Comment la politique éditoriale du label Sablé chez Zig-Zag Territoires s'inscrit-elle dans ce partenariat ? « Nous venons de publier Universi Populi, chants sacrés à Prague du XIIe au XVe siècles par Discantus et Brigitte Lesne. En mai prochain, nous graverons la Grande Messe à la Chapelle de l'Empereur Rudolph II avec Doulce Mémoire. C'est facilement accessible au public français, mais moins évident pour le mélomane tchèque, car le marché local n'affiche pas les mêmes prix et ne s'adresse pas au même pouvoir d'achat. Il faut savoir qu'à Prague, un CD est vendu environ deux tiers du prix français, ce qui n'est pas négligeable. Nous œuvrons aujourd'hui dans l'espoir de pouvoir diffuser en République Tchèque les disques produits dans le cadre de ce partenariat, mais au prix du marché local, bien entendu ».

Après trois ans, quel bilan dressez-vous ?
« Nous avons honoré notre cahier des charges, à l'écoute des acteurs locaux, principalement grâce à la permanence de l'Institut Français. Les contacts directs se sont multipliés durant les trois premières années, de sorte que nous dépassons aujourd'hui le cadre institutionnel, ce qui, dans les trois prochaines, va nous permettre d'approfondir nos objectifs communs. En tout cas, c'est une fort belle aventure. Prenons un exemple : Musica Florea travaille sur les musiques des Cours de Bohème, musiques qui subirent de larges influences françaises ; c'est important pour Prague qui trouve de nouveaux moyens pour rencontrer sa propre histoire musicale et tout autant pour nous, car il s'agit d'une découverte et d'une ouverture sur lesquelles il est permis de rêver de construire un jour une identité culturelle européenne ».

En 1576, le Habsbourg Rudolph II venant d'accéder à la couronne du Saint-Empire place le compositeur Philippe de Monte à la tête de sa Chapelle. Denis Raisin Dadre a construit autour de la Missa super confiteor tibi Domine de Monte un programme rendant compte de la présence d'autres musiciens à la Cour de Rudolph, comme Oroglio, Regnart, etc.

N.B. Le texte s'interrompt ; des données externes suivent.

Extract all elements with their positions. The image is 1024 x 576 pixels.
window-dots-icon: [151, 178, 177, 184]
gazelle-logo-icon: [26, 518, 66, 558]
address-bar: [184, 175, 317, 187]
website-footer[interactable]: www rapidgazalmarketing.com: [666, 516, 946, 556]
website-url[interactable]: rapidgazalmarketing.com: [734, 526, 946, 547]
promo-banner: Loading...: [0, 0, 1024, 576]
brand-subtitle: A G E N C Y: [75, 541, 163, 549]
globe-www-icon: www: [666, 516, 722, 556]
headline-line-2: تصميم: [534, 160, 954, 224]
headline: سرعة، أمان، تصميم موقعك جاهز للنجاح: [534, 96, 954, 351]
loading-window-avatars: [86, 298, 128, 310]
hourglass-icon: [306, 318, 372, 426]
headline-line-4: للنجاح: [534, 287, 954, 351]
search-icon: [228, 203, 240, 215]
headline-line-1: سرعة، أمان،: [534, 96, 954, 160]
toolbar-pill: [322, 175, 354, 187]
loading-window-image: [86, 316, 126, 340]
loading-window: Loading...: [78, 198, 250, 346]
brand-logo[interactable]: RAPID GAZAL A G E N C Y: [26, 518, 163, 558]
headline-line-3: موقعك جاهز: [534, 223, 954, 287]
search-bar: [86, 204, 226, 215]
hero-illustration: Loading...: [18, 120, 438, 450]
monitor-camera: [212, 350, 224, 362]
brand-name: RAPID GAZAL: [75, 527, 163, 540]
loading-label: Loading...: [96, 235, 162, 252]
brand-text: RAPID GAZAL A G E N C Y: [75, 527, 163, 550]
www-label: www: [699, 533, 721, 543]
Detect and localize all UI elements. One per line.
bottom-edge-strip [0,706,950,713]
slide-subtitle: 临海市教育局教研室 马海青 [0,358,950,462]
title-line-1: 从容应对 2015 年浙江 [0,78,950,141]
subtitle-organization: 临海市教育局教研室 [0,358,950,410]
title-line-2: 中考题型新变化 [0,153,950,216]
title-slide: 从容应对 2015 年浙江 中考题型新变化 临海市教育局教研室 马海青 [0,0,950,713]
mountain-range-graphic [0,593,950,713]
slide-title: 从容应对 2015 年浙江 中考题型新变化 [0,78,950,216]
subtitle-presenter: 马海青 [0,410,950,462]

Investissant l'Église Saint-Louis du Prytanée de La Flèche, il fait sonner les vents d'une première Intrada d'Alexander Oroglio depuis la galerie supérieure gauche, mettant ainsi en scène l'espace et l'acoustique. L'Exultent iusti de Jacob Regnart répond ensuite en galerie droite, dans un grand souci d'équilibre, stimulant l'écoute. Un chanteur gagne le chœur pour l'Introit tandis que, peu à peu, Doulce Mémoire et les voix l'envahissent pour interpréter la pièce maîtresse de la soirée. Dès le Kyrie de cette messe à double chœur, on constate une joie certaine dans l'articulation du chant, voire une relative sensualité. C'est encore la musique de Philippe de Monte qui ferme ce moment, après que les artistes nous aient fait entendre un Laudate pueri de Lambert de Sayve et d'autres pièces d'Oroglio et de Regnart.